Adventuring
Adventuring is the connective tissue between encounters. It covers movement through the world, exploration pressure, travel pace, marching order, visibility, and the practical choices that make a dungeon, wilderness trek, or urban mission feel like a real expedition.
Speed is a tradeoff. Moving faster changes what the group notices, how carefully it navigates, and how much strain builds over time.
Who is in front, who protects the center, and who lags behind can matter before combat, during ambushes, and while navigating hazards.
Visibility, passive awareness, and player caution all affect whether clues, traps, or threats are noticed in time.
Light, rations, time, healing, spell slots, and exhaustion pressure eventually shape every expedition even before the biggest fight lands.
Travel is a rules layer, not just narration. Pace, weather, terrain, and visibility can all affect what the party notices and how safely they move.
Exploration rewards role clarity. Scouts, navigators, watch rotations, and rear guards matter because the group is not always operating under combat assumptions.
Environment changes what good play looks like. The right choice in a city, dungeon, swamp, or mountain route is not always the same.
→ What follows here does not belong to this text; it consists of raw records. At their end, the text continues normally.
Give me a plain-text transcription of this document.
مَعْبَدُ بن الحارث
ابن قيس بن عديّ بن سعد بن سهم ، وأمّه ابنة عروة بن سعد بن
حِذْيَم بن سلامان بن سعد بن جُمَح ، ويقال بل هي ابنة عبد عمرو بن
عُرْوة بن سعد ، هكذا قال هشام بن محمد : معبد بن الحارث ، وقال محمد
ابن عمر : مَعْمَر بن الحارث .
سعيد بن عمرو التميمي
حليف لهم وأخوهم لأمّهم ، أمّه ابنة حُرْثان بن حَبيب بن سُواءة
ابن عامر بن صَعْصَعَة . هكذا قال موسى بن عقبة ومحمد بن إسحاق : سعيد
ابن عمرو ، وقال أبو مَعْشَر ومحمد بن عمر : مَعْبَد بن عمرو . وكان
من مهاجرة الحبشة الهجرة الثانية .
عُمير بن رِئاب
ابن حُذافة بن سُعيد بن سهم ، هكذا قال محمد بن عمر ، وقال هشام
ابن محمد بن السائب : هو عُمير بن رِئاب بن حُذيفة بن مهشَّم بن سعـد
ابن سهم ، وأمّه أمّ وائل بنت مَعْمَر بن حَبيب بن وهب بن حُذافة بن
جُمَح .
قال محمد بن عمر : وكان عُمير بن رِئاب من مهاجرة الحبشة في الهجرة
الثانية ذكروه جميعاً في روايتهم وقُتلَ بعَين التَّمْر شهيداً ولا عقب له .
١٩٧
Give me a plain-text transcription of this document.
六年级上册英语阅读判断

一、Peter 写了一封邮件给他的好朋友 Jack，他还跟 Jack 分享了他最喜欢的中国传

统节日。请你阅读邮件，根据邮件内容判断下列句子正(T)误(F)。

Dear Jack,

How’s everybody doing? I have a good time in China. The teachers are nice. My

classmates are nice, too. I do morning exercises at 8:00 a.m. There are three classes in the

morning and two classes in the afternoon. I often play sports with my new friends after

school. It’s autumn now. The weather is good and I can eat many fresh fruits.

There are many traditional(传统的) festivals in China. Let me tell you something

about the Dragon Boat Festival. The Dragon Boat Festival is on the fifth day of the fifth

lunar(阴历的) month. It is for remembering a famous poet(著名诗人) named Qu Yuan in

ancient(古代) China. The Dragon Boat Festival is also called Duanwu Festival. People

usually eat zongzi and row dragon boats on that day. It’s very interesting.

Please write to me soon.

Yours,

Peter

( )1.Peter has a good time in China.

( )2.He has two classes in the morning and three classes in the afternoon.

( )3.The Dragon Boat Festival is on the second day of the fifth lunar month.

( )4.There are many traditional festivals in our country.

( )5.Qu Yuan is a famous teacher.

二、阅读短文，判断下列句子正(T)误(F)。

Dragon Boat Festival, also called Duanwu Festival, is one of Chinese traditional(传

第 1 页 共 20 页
Long-distance movement creates downstream consequences. The travel rules are often really about what state the party is in when the next meaningful scene begins.
Route. Know where the party is going, how obvious the path is, and what makes the route costly or uncertain.
Order. Marching order, scouts, lights, mounts, and rear guards matter most when danger arrives before initiative.
Resources. Time, food, water, light, spell slots, hit points, exhaustion, and carrying capacity decide how expensive the journey becomes.